Jika tingkat penularan Covid-19 sekitar tiga orang dari satu kasus, target orang yang harus divaksin sekitar dua pertiga dari total penduduk atau sekitar 180 juta penduduk di Indonesia. “Kalau misalnya (efikasi) masih diatas 50 persen, saya kira kita masih bisa memakai angka yang sudah kita hitung, kecuali kalau di bawah 50 persen mungkin akan berbeda,” ucapnya.
Ketua Perhimpunan Alergi Imunologi Indoensia Iris Rengganis menambahkan, sekalipun vaksinasi telah dilakukan, masyarakat tetap harus menaati protokol kesehatan dengan 3M (memakai masker, mencuci tangan, dan menjaga jarak). Upaya pengendalian dengan 3T (tracing, testing, dan treatmen) juga tetap dijalankan dengan masif.
“Jangan tejadi miss komunikasi kenapa setelah vaksin pertama diberikan tetap bisa tertular. Itu karena vaksin ini baru bisa optimal membentuk antibodi jika sudah diberikan sampai dua kali suntikan diberikan. Jadi selama dua minggu pemberian dilakukan, kita harus tetap melaksanakan 3M dan 3T,” tutunya.
Fatwa MUI
Ketua Majelis Ulama Indonesia (MUI) Bidang Fatwa KH Asrorun Ni’am Sholeh menyatakan, Fatwa MUI terkait dengan penggunaan vaksin Covid-19 produksi Sinovac dan PT Bio Farma sudah dituntaskan. Itu telah dinyatakan dalam Fatwa MUI Nomor 2 Tahun 2021 tentang Produk Vaksin Covid-19 dari Sinovac Life Sciences China dan PT Bio Farrma. Hal ini seiring dengan persetujuan EUA yang diberikan oleh Badan POM.
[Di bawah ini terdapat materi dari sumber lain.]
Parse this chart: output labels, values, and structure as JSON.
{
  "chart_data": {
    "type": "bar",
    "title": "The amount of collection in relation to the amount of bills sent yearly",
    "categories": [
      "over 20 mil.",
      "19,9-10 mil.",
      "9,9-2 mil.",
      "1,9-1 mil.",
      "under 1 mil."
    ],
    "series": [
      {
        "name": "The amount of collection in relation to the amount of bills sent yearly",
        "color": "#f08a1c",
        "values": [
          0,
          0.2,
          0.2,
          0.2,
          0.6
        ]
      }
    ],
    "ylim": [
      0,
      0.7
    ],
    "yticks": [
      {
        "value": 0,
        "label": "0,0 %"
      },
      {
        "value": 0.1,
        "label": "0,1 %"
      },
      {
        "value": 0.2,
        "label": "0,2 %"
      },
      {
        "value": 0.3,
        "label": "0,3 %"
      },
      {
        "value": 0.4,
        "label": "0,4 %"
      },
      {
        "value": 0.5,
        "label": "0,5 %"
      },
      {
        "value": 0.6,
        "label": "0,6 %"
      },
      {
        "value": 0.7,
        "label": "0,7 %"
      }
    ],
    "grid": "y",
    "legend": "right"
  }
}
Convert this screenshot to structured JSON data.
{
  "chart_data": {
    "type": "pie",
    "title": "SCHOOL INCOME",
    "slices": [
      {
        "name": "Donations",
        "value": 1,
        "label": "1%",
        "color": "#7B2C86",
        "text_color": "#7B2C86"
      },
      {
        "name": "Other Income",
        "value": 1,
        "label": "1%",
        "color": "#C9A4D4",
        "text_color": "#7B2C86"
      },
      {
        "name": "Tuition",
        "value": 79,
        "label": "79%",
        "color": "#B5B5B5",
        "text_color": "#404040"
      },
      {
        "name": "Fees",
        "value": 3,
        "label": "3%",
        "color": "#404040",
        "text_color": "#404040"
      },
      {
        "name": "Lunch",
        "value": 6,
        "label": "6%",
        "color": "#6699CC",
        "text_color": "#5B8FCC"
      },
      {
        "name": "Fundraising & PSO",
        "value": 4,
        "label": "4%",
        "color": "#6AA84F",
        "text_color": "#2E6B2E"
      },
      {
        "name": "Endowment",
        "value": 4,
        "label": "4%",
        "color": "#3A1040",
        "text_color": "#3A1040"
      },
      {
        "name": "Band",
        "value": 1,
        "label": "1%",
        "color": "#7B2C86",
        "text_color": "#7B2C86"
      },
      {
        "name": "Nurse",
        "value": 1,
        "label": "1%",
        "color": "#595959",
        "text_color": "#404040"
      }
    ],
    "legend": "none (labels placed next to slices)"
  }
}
“Menetapkan fatwa ketentuan hukumnya, vaksin Covid-19 produksi Sinovac Life Sciences China dan PT Bio Farma hukumnya suci dan halal. Yang kedua, vaksin Covid-19 produksi Sinovac Life Sciences China dan PT Bio Farma boleh digunakan untuk umat islam sepanjang terjamin keamannya menurut ahli yang kredibel dan kompeten, daam hal ini adalah Badan POM,” katanya.
Secara terpisah, Direktur Pencegahan dan Pengendalian Penyakit Menular Langsung yang juga juru bicara vaksinasi dari Kementerian Kesehatan, Siti Nadia Tarmizi menuturkan, setelah EUA diberikan oleh Badan POM, vaksinasi dipastikan bisa dilakukan ke masyarakat. Ini termasuk untuk produksi dan distribusi vaskin dari PT Bio Farma.
"Kick off (vaksinasi)nya akan dilakukan pada 13 Januari 2021 dengan Presiden sebagai penerima pertama," ucapnya.